C++ Modules
A module system is coming to C++, this page describes the GCC implementation state.
The goal of the module system is to avoid huge header files, thus speeding up compilation. What distinguishes it from things like precompiled headers are:
- Composabililty of multiple modules
- Explicit code annotations to define visible interfaces
Implementation State
Development branch: 'c++-modules' (svn://gcc.gnu.org/svn/gcc/branches/c++-modules). Reporting bugs
The branch was created, by Nathan Sidwell, Jan 2017, the specification, design and implementation are in flux.
March 1st 2017 - first executable works!
- April 26th 2017 - Namespace symbol table handling reworked to be module-compatible (and just generally better).
- May 3rd 2017 - Symbol table partitioned and module-specific mangling (no back-references)

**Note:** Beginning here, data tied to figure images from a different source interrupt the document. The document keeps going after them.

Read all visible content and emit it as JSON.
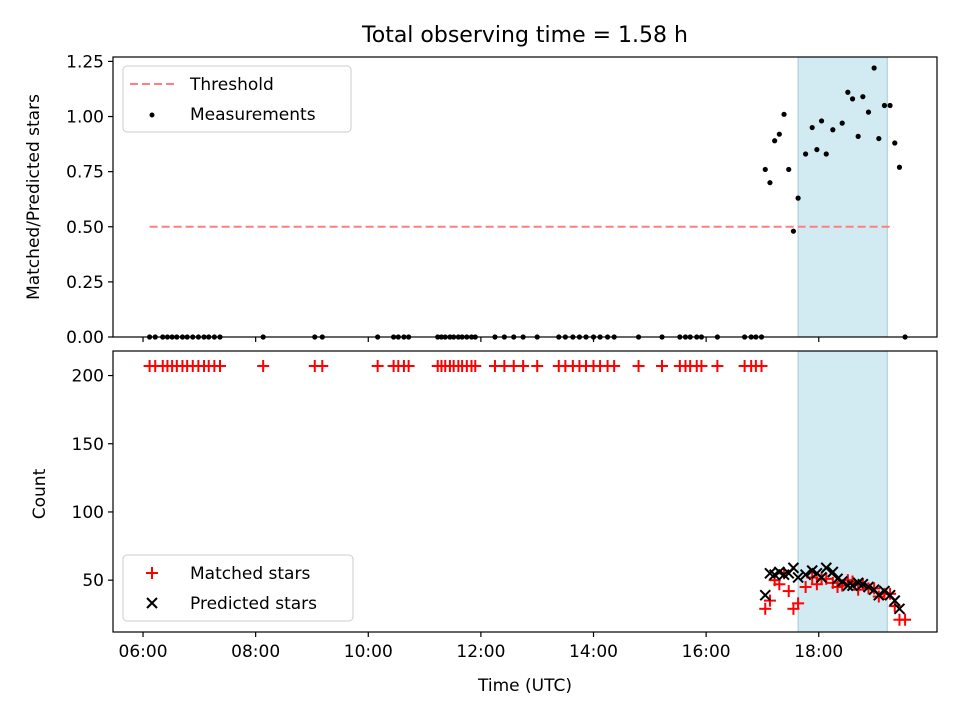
{
  "chart_data": [
    {
      "type": "scatter",
      "title": "Total observing time = 1.58 h",
      "xlabel": "",
      "ylabel": "Matched/Predicted stars",
      "ylim": [
        0,
        1.27
      ],
      "xlim": [
        "05:28",
        "20:06"
      ],
      "xticks": [
        "06:00",
        "08:00",
        "10:00",
        "12:00",
        "14:00",
        "16:00",
        "18:00"
      ],
      "yticks": [
        "0.00",
        "0.25",
        "0.50",
        "0.75",
        "1.00",
        "1.25"
      ],
      "shaded_region": {
        "start": "17:38",
        "end": "19:13",
        "color": "#add8e6"
      },
      "threshold": {
        "name": "Threshold",
        "value": 0.5,
        "x": [
          "06:07",
          "19:20"
        ],
        "color": "#ff7f7f"
      },
      "series": [
        {
          "name": "Measurements",
          "color": "#000000",
          "marker": "dot",
          "points": [
            [
              "06:07",
              0
            ],
            [
              "06:13",
              0
            ],
            [
              "06:21",
              0
            ],
            [
              "06:26",
              0
            ],
            [
              "06:31",
              0
            ],
            [
              "06:36",
              0
            ],
            [
              "06:42",
              0
            ],
            [
              "06:47",
              0
            ],
            [
              "06:53",
              0
            ],
            [
              "06:59",
              0
            ],
            [
              "07:05",
              0
            ],
            [
              "07:10",
              0
            ],
            [
              "07:16",
              0
            ],
            [
              "07:22",
              0
            ],
            [
              "08:08",
              0
            ],
            [
              "09:03",
              0
            ],
            [
              "09:11",
              0
            ],
            [
              "10:10",
              0
            ],
            [
              "10:27",
              0
            ],
            [
              "10:32",
              0
            ],
            [
              "10:38",
              0
            ],
            [
              "10:43",
              0
            ],
            [
              "11:14",
              0
            ],
            [
              "11:18",
              0
            ],
            [
              "11:22",
              0
            ],
            [
              "11:27",
              0
            ],
            [
              "11:31",
              0
            ],
            [
              "11:36",
              0
            ],
            [
              "11:40",
              0
            ],
            [
              "11:45",
              0
            ],
            [
              "11:50",
              0
            ],
            [
              "11:54",
              0
            ],
            [
              "12:15",
              0
            ],
            [
              "12:25",
              0
            ],
            [
              "12:35",
              0
            ],
            [
              "12:45",
              0
            ],
            [
              "13:00",
              0
            ],
            [
              "13:23",
              0
            ],
            [
              "13:30",
              0
            ],
            [
              "13:38",
              0
            ],
            [
              "13:45",
              0
            ],
            [
              "13:52",
              0
            ],
            [
              "14:00",
              0
            ],
            [
              "14:07",
              0
            ],
            [
              "14:15",
              0
            ],
            [
              "14:22",
              0
            ],
            [
              "14:48",
              0
            ],
            [
              "15:13",
              0
            ],
            [
              "15:32",
              0
            ],
            [
              "15:38",
              0
            ],
            [
              "15:43",
              0
            ],
            [
              "15:50",
              0
            ],
            [
              "15:55",
              0
            ],
            [
              "16:12",
              0
            ],
            [
              "16:41",
              0
            ],
            [
              "16:48",
              0
            ],
            [
              "16:53",
              0
            ],
            [
              "16:59",
              0
            ],
            [
              "17:03",
              0.76
            ],
            [
              "17:08",
              0.7
            ],
            [
              "17:13",
              0.89
            ],
            [
              "17:18",
              0.92
            ],
            [
              "17:23",
              1.01
            ],
            [
              "17:28",
              0.76
            ],
            [
              "17:33",
              0.48
            ],
            [
              "17:38",
              0.63
            ],
            [
              "17:46",
              0.83
            ],
            [
              "17:53",
              0.95
            ],
            [
              "17:58",
              0.85
            ],
            [
              "18:03",
              0.98
            ],
            [
              "18:08",
              0.83
            ],
            [
              "18:15",
              0.94
            ],
            [
              "18:25",
              0.97
            ],
            [
              "18:31",
              1.11
            ],
            [
              "18:36",
              1.08
            ],
            [
              "18:42",
              0.91
            ],
            [
              "18:47",
              1.09
            ],
            [
              "18:53",
              1.02
            ],
            [
              "18:59",
              1.22
            ],
            [
              "19:04",
              0.9
            ],
            [
              "19:10",
              1.05
            ],
            [
              "19:16",
              1.05
            ],
            [
              "19:21",
              0.88
            ],
            [
              "19:26",
              0.77
            ],
            [
              "19:32",
              0
            ]
          ]
        }
      ]
    },
    {
      "type": "scatter",
      "title": "",
      "xlabel": "Time (UTC)",
      "ylabel": "Count",
      "ylim": [
        12,
        218
      ],
      "xlim": [
        "05:28",
        "20:06"
      ],
      "xticks": [
        "06:00",
        "08:00",
        "10:00",
        "12:00",
        "14:00",
        "16:00",
        "18:00"
      ],
      "yticks": [
        "50",
        "100",
        "150",
        "200"
      ],
      "shaded_region": {
        "start": "17:38",
        "end": "19:13",
        "color": "#add8e6"
      },
      "legend_position": "lower-left",
      "series": [
        {
          "name": "Matched stars",
          "color": "#ff0000",
          "marker": "plus",
          "points": [
            [
              "06:07",
              207
            ],
            [
              "06:13",
              207
            ],
            [
              "06:21",
              207
            ],
            [
              "06:26",
              207
            ],
            [
              "06:31",
              207
            ],
            [
              "06:36",
              207
            ],
            [
              "06:42",
              207
            ],
            [
              "06:47",
              207
            ],
            [
              "06:53",
              207
            ],
            [
              "06:59",
              207
            ],
            [
              "07:05",
              207
            ],
            [
              "07:10",
              207
            ],
            [
              "07:16",
              207
            ],
            [
              "07:22",
              207
            ],
            [
              "08:08",
              207
            ],
            [
              "09:03",
              207
            ],
            [
              "09:11",
              207
            ],
            [
              "10:10",
              207
            ],
            [
              "10:27",
              207
            ],
            [
              "10:32",
              207
            ],
            [
              "10:38",
              207
            ],
            [
              "10:43",
              207
            ],
            [
              "11:14",
              207
            ],
            [
              "11:18",
              207
            ],
            [
              "11:22",
              207
            ],
            [
              "11:27",
              207
            ],
            [
              "11:31",
              207
            ],
            [
              "11:36",
              207
            ],
            [
              "11:40",
              207
            ],
            [
              "11:45",
              207
            ],
            [
              "11:50",
              207
            ],
            [
              "11:54",
              207
            ],
            [
              "12:15",
              207
            ],
            [
              "12:25",
              207
            ],
            [
              "12:35",
              207
            ],
            [
              "12:45",
              207
            ],
            [
              "13:00",
              207
            ],
            [
              "13:23",
              207
            ],
            [
              "13:30",
              207
            ],
            [
              "13:38",
              207
            ],
            [
              "13:45",
              207
            ],
            [
              "13:52",
              207
            ],
            [
              "14:00",
              207
            ],
            [
              "14:07",
              207
            ],
            [
              "14:15",
              207
            ],
            [
              "14:22",
              207
            ],
            [
              "14:48",
              207
            ],
            [
              "15:13",
              207
            ],
            [
              "15:32",
              207
            ],
            [
              "15:38",
              207
            ],
            [
              "15:43",
              207
            ],
            [
              "15:50",
              207
            ],
            [
              "15:55",
              207
            ],
            [
              "16:12",
              207
            ],
            [
              "16:41",
              207
            ],
            [
              "16:48",
              207
            ],
            [
              "16:53",
              207
            ],
            [
              "16:59",
              207
            ],
            [
              "17:03",
              29
            ],
            [
              "17:08",
              35
            ],
            [
              "17:13",
              50
            ],
            [
              "17:18",
              47
            ],
            [
              "17:23",
              55
            ],
            [
              "17:28",
              42
            ],
            [
              "17:33",
              29
            ],
            [
              "17:38",
              33
            ],
            [
              "17:46",
              45
            ],
            [
              "17:53",
              52
            ],
            [
              "17:58",
              47
            ],
            [
              "18:03",
              51
            ],
            [
              "18:08",
              51
            ],
            [
              "18:15",
              48
            ],
            [
              "18:20",
              45
            ],
            [
              "18:25",
              46
            ],
            [
              "18:31",
              50
            ],
            [
              "18:36",
              49
            ],
            [
              "18:42",
              43
            ],
            [
              "18:47",
              47
            ],
            [
              "18:53",
              44
            ],
            [
              "18:59",
              44
            ],
            [
              "19:04",
              38
            ],
            [
              "19:10",
              40
            ],
            [
              "19:16",
              40
            ],
            [
              "19:21",
              31
            ],
            [
              "19:26",
              21
            ],
            [
              "19:32",
              21
            ]
          ]
        },
        {
          "name": "Predicted stars",
          "color": "#000000",
          "marker": "x",
          "points": [
            [
              "17:03",
              39
            ],
            [
              "17:08",
              55
            ],
            [
              "17:13",
              54
            ],
            [
              "17:18",
              56
            ],
            [
              "17:23",
              54
            ],
            [
              "17:28",
              55
            ],
            [
              "17:33",
              59
            ],
            [
              "17:38",
              52
            ],
            [
              "17:46",
              54
            ],
            [
              "17:53",
              57
            ],
            [
              "17:58",
              55
            ],
            [
              "18:03",
              52
            ],
            [
              "18:08",
              59
            ],
            [
              "18:15",
              56
            ],
            [
              "18:20",
              51
            ],
            [
              "18:25",
              49
            ],
            [
              "18:31",
              46
            ],
            [
              "18:36",
              46
            ],
            [
              "18:42",
              48
            ],
            [
              "18:47",
              47
            ],
            [
              "18:53",
              45
            ],
            [
              "18:59",
              43
            ],
            [
              "19:04",
              39
            ],
            [
              "19:10",
              42
            ],
            [
              "19:16",
              39
            ],
            [
              "19:21",
              35
            ],
            [
              "19:26",
              29
            ]
          ]
        }
      ]
    }
  ]
}
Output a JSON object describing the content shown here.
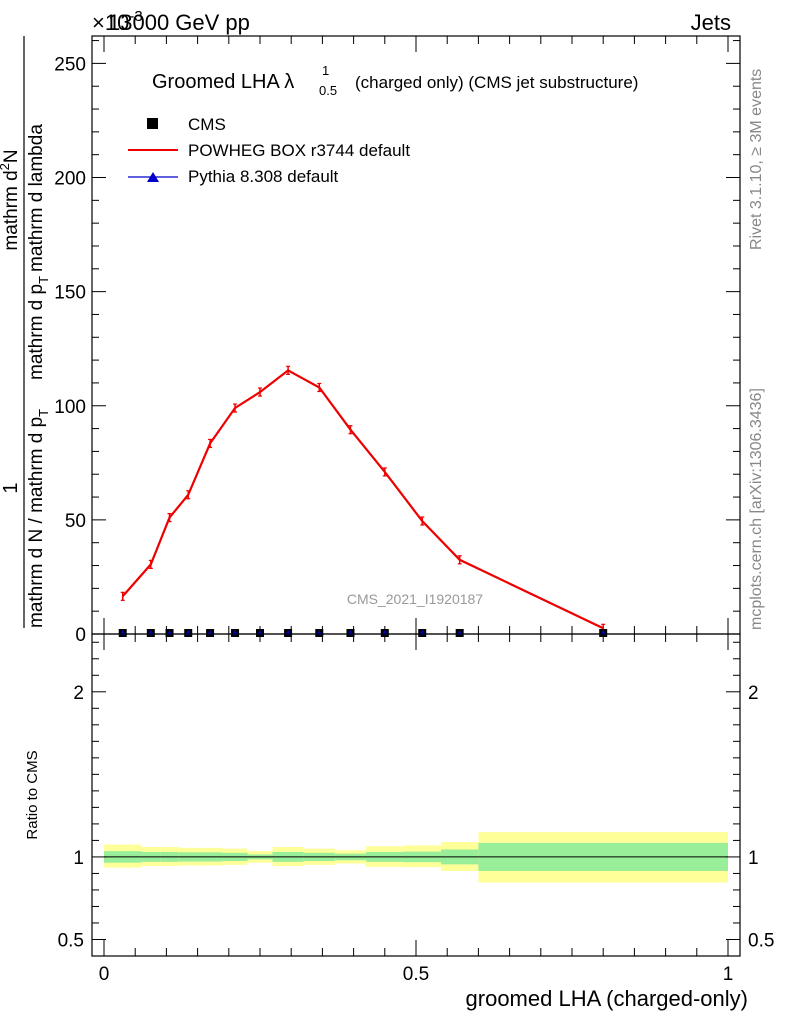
{
  "header": {
    "process": "13000 GeV pp",
    "category": "Jets",
    "multiplier": "×10",
    "multiplier_exp": "-3"
  },
  "side_labels": {
    "rivet": "Rivet 3.1.10, ≥ 3M events",
    "mcplots": "mcplots.cern.ch [arXiv:1306.3436]"
  },
  "watermark": "CMS_2021_I1920187",
  "chart_data": [
    {
      "type": "line",
      "title_main": "Groomed LHA λ",
      "title_sup": "1",
      "title_sub": "0.5",
      "title_rest": "(charged only) (CMS jet substructure)",
      "ylabel": {
        "numerator": "1",
        "denominator": "mathrm d N / mathrm d p",
        "denominator_sub": "T",
        "upper": "mathrm d",
        "upper_sup": "2",
        "upper_rest": "N",
        "lower": "mathrm d p",
        "lower_sub": "T",
        "lower_rest": "mathrm d lambda"
      },
      "xlim": [
        0,
        1
      ],
      "ylim": [
        0,
        262
      ],
      "yticks": [
        0,
        50,
        100,
        150,
        200,
        250
      ],
      "ytick_labels": [
        "0",
        "50",
        "100",
        "150",
        "200",
        "250"
      ],
      "legend_position": "top-left",
      "series": [
        {
          "name": "CMS",
          "color": "#000000",
          "marker": "square",
          "x": [
            0.03,
            0.075,
            0.105,
            0.135,
            0.17,
            0.21,
            0.25,
            0.295,
            0.345,
            0.395,
            0.45,
            0.51,
            0.57,
            0.8
          ],
          "values": [
            0,
            0,
            0,
            0,
            0,
            0,
            0,
            0,
            0,
            0,
            0,
            0,
            0,
            0
          ]
        },
        {
          "name": "POWHEG BOX r3744 default",
          "color": "#ee0000",
          "marker": "none",
          "x": [
            0.03,
            0.075,
            0.105,
            0.135,
            0.17,
            0.21,
            0.25,
            0.295,
            0.345,
            0.395,
            0.45,
            0.51,
            0.57,
            0.8
          ],
          "values": [
            16.5,
            30.5,
            51,
            61,
            83.5,
            99,
            106,
            115.5,
            108,
            89.5,
            71,
            49.5,
            32.5,
            2.5
          ]
        },
        {
          "name": "Pythia 8.308 default",
          "color": "#0000cc",
          "marker": "triangle",
          "x": [
            0.03,
            0.075,
            0.105,
            0.135,
            0.17,
            0.21,
            0.25,
            0.295,
            0.345,
            0.395,
            0.45,
            0.51,
            0.57,
            0.8
          ],
          "values": [
            0,
            0,
            0,
            0,
            0,
            0,
            0,
            0,
            0,
            0,
            0,
            0,
            0,
            0
          ]
        }
      ]
    },
    {
      "type": "area",
      "ylabel": "Ratio to CMS",
      "xlabel": "groomed LHA (charged-only)",
      "xlim": [
        0,
        1
      ],
      "ylim": [
        0.4,
        2.35
      ],
      "xticks": [
        0,
        0.5,
        1
      ],
      "xtick_labels": [
        "0",
        "0.5",
        "1"
      ],
      "yticks": [
        0.5,
        1,
        2
      ],
      "ytick_labels": [
        "0.5",
        "1",
        "2"
      ],
      "reference": 1.0,
      "bins": [
        {
          "lo": 0.0,
          "hi": 0.06,
          "stat": [
            0.965,
            1.035
          ],
          "total": [
            0.935,
            1.075
          ]
        },
        {
          "lo": 0.06,
          "hi": 0.09,
          "stat": [
            0.97,
            1.03
          ],
          "total": [
            0.945,
            1.06
          ]
        },
        {
          "lo": 0.09,
          "hi": 0.12,
          "stat": [
            0.97,
            1.03
          ],
          "total": [
            0.945,
            1.06
          ]
        },
        {
          "lo": 0.12,
          "hi": 0.15,
          "stat": [
            0.972,
            1.028
          ],
          "total": [
            0.948,
            1.055
          ]
        },
        {
          "lo": 0.15,
          "hi": 0.19,
          "stat": [
            0.972,
            1.028
          ],
          "total": [
            0.948,
            1.055
          ]
        },
        {
          "lo": 0.19,
          "hi": 0.23,
          "stat": [
            0.975,
            1.025
          ],
          "total": [
            0.952,
            1.05
          ]
        },
        {
          "lo": 0.23,
          "hi": 0.27,
          "stat": [
            0.985,
            1.015
          ],
          "total": [
            0.965,
            1.035
          ]
        },
        {
          "lo": 0.27,
          "hi": 0.32,
          "stat": [
            0.97,
            1.03
          ],
          "total": [
            0.945,
            1.06
          ]
        },
        {
          "lo": 0.32,
          "hi": 0.37,
          "stat": [
            0.975,
            1.025
          ],
          "total": [
            0.952,
            1.05
          ]
        },
        {
          "lo": 0.37,
          "hi": 0.42,
          "stat": [
            0.98,
            1.02
          ],
          "total": [
            0.96,
            1.04
          ]
        },
        {
          "lo": 0.42,
          "hi": 0.48,
          "stat": [
            0.97,
            1.03
          ],
          "total": [
            0.94,
            1.065
          ]
        },
        {
          "lo": 0.48,
          "hi": 0.54,
          "stat": [
            0.968,
            1.032
          ],
          "total": [
            0.938,
            1.07
          ]
        },
        {
          "lo": 0.54,
          "hi": 0.6,
          "stat": [
            0.955,
            1.045
          ],
          "total": [
            0.915,
            1.09
          ]
        },
        {
          "lo": 0.6,
          "hi": 1.0,
          "stat": [
            0.915,
            1.085
          ],
          "total": [
            0.845,
            1.15
          ]
        }
      ]
    }
  ]
}
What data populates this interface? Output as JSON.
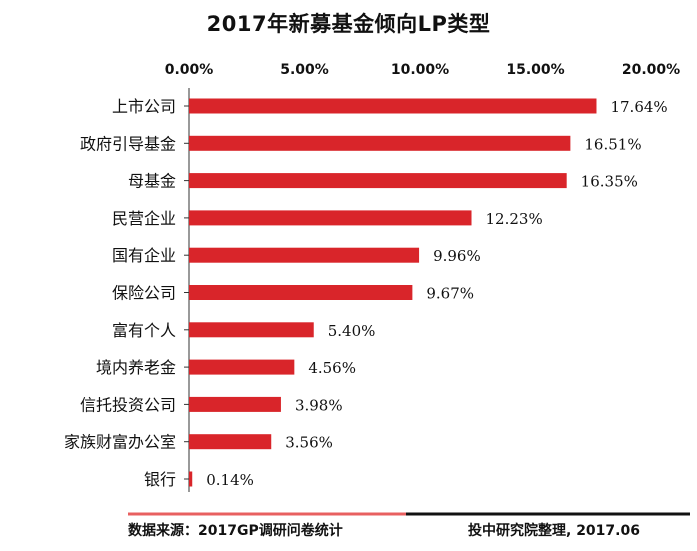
{
  "chart_data": {
    "type": "bar",
    "orientation": "horizontal",
    "title": "2017年新募基金倾向LP类型",
    "categories": [
      "上市公司",
      "政府引导基金",
      "母基金",
      "民营企业",
      "国有企业",
      "保险公司",
      "富有个人",
      "境内养老金",
      "信托投资公司",
      "家族财富办公室",
      "银行"
    ],
    "values": [
      17.64,
      16.51,
      16.35,
      12.23,
      9.96,
      9.67,
      5.4,
      4.56,
      3.98,
      3.56,
      0.14
    ],
    "value_labels": [
      "17.64%",
      "16.51%",
      "16.35%",
      "12.23%",
      "9.96%",
      "9.67%",
      "5.40%",
      "4.56%",
      "3.98%",
      "3.56%",
      "0.14%"
    ],
    "xlim": [
      0,
      20
    ],
    "xticks": [
      "0.00%",
      "5.00%",
      "10.00%",
      "15.00%",
      "20.00%"
    ],
    "x_axis_position": "top",
    "grid": false,
    "bar_color": "#d9252a"
  },
  "footer": {
    "source": "数据来源：2017GP调研问卷统计",
    "credit": "投中研究院整理, 2017.06",
    "line_colors": {
      "left": "#e86060",
      "right": "#111111"
    }
  }
}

June 15th 2017 - Class & function declarations and definitions
- July 5th 2017 - Created 'c++-name-lookup' branch to handle changes that are easier to complete on a separate branch
- July 20th 2017 - First contributor patch applied (Boris Kolpackov)
- Sept 4th 2017 - Uploaded new ABI document
- Sept 8th 2017 - Presented at GNU Cauldron.
- Oct 13th 2017 - Function template exported and instantiated.
- Oct 20th 2017 - A class template exported and instantiated.
- Oct 23rd 2017 - Wrapper script technology.
- Nov 16th 2017 - constexpr functions
Nov 22nd 2017 - Template function & class members of template & non-template classes. Happy birthday, mum!
- Dec 20th 2017 - Enumerated types and static-storage variables
- Jan 2nd 2018 - Typedefs.
- Jan 26th 2018 - Move to ELROND encapsulation
- Mar 15 2018 - Implement p0713 -- 'module;' at start.
- Mar 16 2018 - Add -fmodules-atom (p0947), remove plain -fmodules
- Apr 6th 2018 - Lazy loading (defns clustered with decsl)
- May 1st 2018 - Fixes of inter-module references.
- May 10th 2018 - Module server added.
- May 16th 2018 - ATOM preamble rescanning, -fmodule-preamble preprocessing mode.
- June 3rd 2018 - module server renamed to module mapper, 'file' option resurrected (hi Boris!)
Random Cleanups
I've been making some random cleanups to the code base. Now stage 1 is open, I'm pushing these to trunk:
- Inline namespace handling pr 79369 (upstreamed)
- Canonicalize type hashing (upstreamed)
- g++-dg.exp: find tests simplify (upstreamed)
- CRC generation optimization (upstreamed)
- OVERLOAD representation (upstreamed)
- Name lookup (qualified, unqualified, ADL) (upstreamed)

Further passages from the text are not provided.